Oakland Slow Streets

The COVID-19 pandemic has changed many aspects of how we live, recreate, and move about our city. The City of Oakland launched the Oakland Slow Streets program to support this new way of life.

In Process
Start date:
Apr 11, 2020


The City of Oakland Slow Streets Program was launched in April 2020 as part of the City’s Covid-19 response. It was intended to support safe physical activity and alleviate overcrowding in parks and on trails by discouraging through traffic on certain local streets. The program was rolled out over a period of three months. “Soft closure” barriers were installed to support the use of over 21 street miles throughout the city for physically distant walking, wheelchair rolling, jogging, and biking.

Another phase of the program, Slow Streets: Essential Places, was launched in May 2020, installing intersection improvements to support residents’ safe access to essential services such as grocery stores, food distribution sites, and Covid-19 test sites. As of July 2020, 15 such improvements had been installed. The City is working to improve the design and materials used at these locations to provide better protection for pedestrians.

There have been no new installations since July. Existing corridors will be evaluated this fall and context specific changes will be made. Based on feedback received to date, OakDOT plans to create a new pop-up, request-based Slow Streets program in 2021.

See: Map | Press Release | Interim Findings Report

Outreach, Survey, and Analysis Findings

The City conducted outreach and three surveys throughout the program. Real-time results from this survey are available here. An interim findings report based on the surveys as well as reports to the Oakland Call Center (311/See Click Fix) can be found here. Key findings from the report include:

  • Oakland Slow Streets created space for physical activity without impeding essential street functions.
  • Oakland Slow Streets received a lot of positive support.
  • Support and use of Oakland Slow Streets varied by demographic and geographic group with the highest levels of support from higher income, White, and North Oakland residents.

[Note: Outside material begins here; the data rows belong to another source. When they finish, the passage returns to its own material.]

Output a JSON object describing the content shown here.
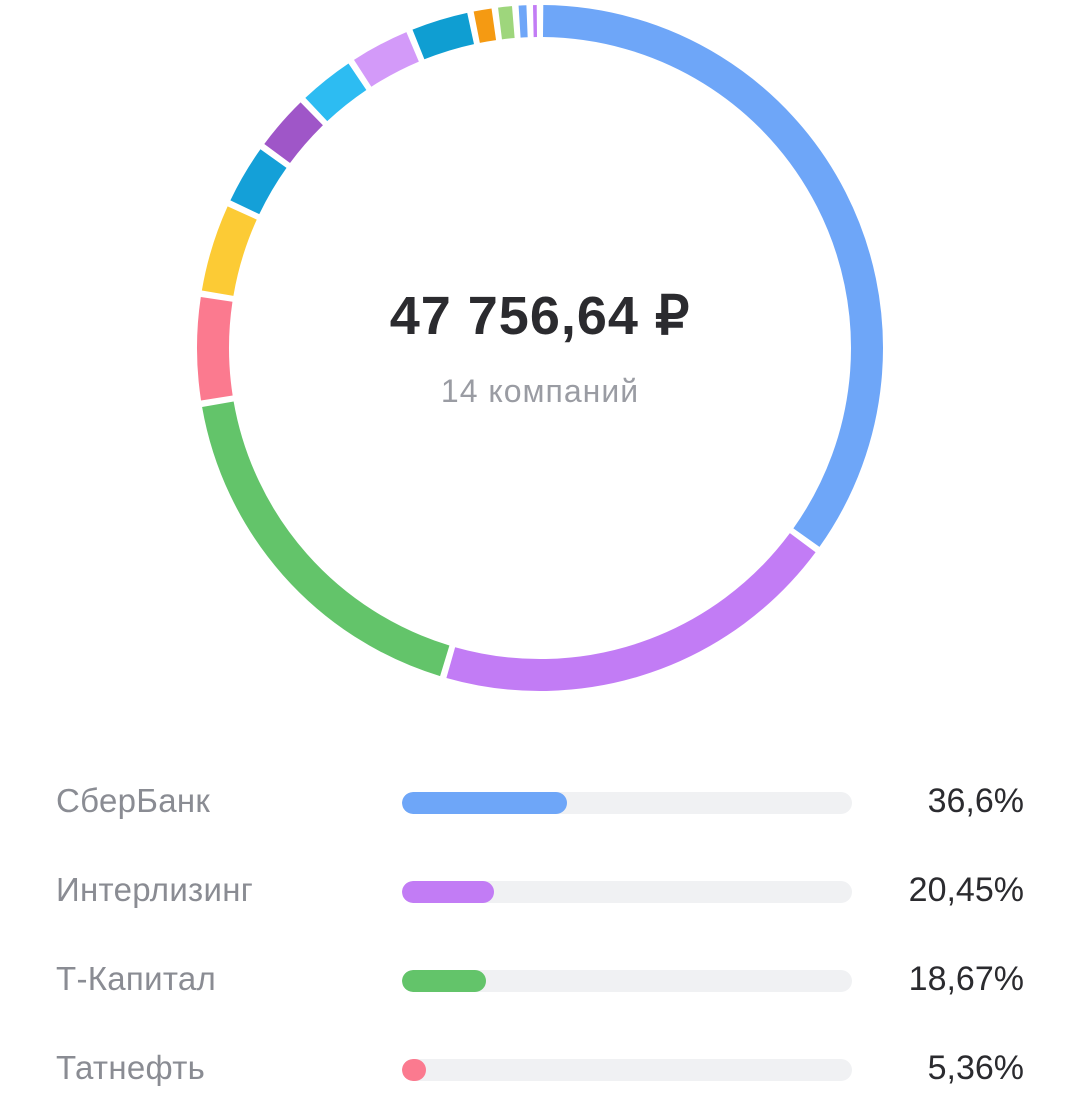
{
  "summary": {
    "total": "47 756,64 ₽",
    "companies": "14 компаний"
  },
  "chart_data": {
    "type": "pie",
    "variant": "donut",
    "slices": [
      {
        "name": "СберБанк",
        "value": 36.6,
        "color": "#6ea6f8"
      },
      {
        "name": "Интерлизинг",
        "value": 20.45,
        "color": "#c27cf5"
      },
      {
        "name": "Т-Капитал",
        "value": 18.67,
        "color": "#63c46a"
      },
      {
        "name": "Татнефть",
        "value": 5.36,
        "color": "#fb7a8f"
      },
      {
        "value": 4.6,
        "color": "#fccb35"
      },
      {
        "value": 3.2,
        "color": "#14a0d8"
      },
      {
        "value": 3.0,
        "color": "#9f56c8"
      },
      {
        "value": 3.0,
        "color": "#2dbcf2"
      },
      {
        "value": 3.2,
        "color": "#d39af9"
      },
      {
        "value": 3.1,
        "color": "#0f9ed2"
      },
      {
        "value": 1.2,
        "color": "#f59a12"
      },
      {
        "value": 1.0,
        "color": "#9ed67c"
      },
      {
        "value": 0.7,
        "color": "#6ea6f8"
      },
      {
        "value": 0.5,
        "color": "#c27cf5"
      }
    ]
  },
  "list": [
    {
      "name": "СберБанк",
      "percent": "36,6%",
      "value": 36.6,
      "color": "#6ea6f8"
    },
    {
      "name": "Интерлизинг",
      "percent": "20,45%",
      "value": 20.45,
      "color": "#c27cf5"
    },
    {
      "name": "Т-Капитал",
      "percent": "18,67%",
      "value": 18.67,
      "color": "#63c46a"
    },
    {
      "name": "Татнефть",
      "percent": "5,36%",
      "value": 5.36,
      "color": "#fb7a8f"
    }
  ]
}
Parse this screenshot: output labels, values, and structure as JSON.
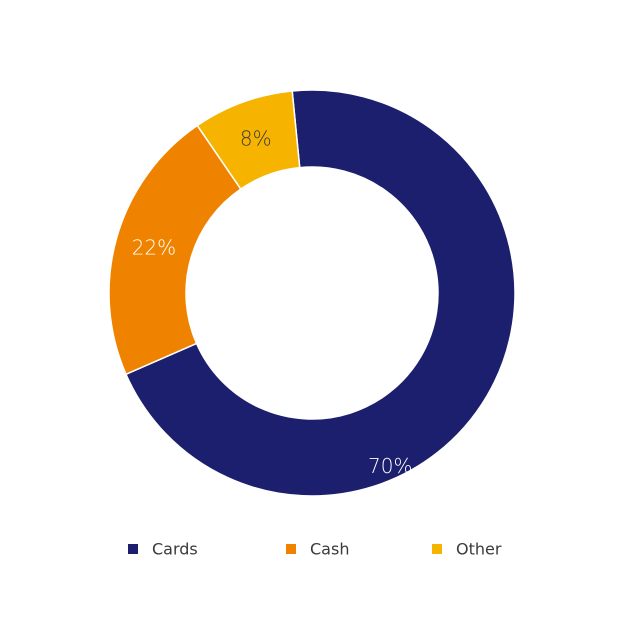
{
  "chart_data": {
    "type": "pie",
    "donut": true,
    "categories": [
      "Cards",
      "Cash",
      "Other"
    ],
    "values": [
      70,
      22,
      8
    ],
    "labels": [
      "70%",
      "22%",
      "8%"
    ],
    "colors": [
      "#1b1f6e",
      "#ef8300",
      "#f6b400"
    ],
    "label_colors": [
      "#ffffff",
      "#ffffff",
      "#3a3a3a"
    ],
    "legend": "bottom"
  }
}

Essential workers and Deep East Oakland residents shared that the program was not meeting their needs and felt the program conflicted with public health messaging.
  • Oakland Slow Streets communications are not reaching enough Oaklanders.
  • Traffic safety is a more important transportation issue during Covid-19 than creating space for physical activity for many Oaklanders, especially those in high priority neighborhoods where telecommuting isn’t as prevalent. Cones and barricades are not sustainable materials for implementing partial street closures for the duration of the pandemic due to maintenance and replacement materials costs.

Recommendations for continuing the program past Shelter-In-Place include:

  • Evaluate existing Slow Street Corridors and make context-specific changes depending on feedback from the neighborhood.
  • Continue the Slow Streets Corridors and Essential Places Program through the end of the Shelter-In-Place order.
  • Channel the enthusiasm for Slow Streets into equitable and sustainable programs like pop-up Slow Streets and neighborhood level traffic calming.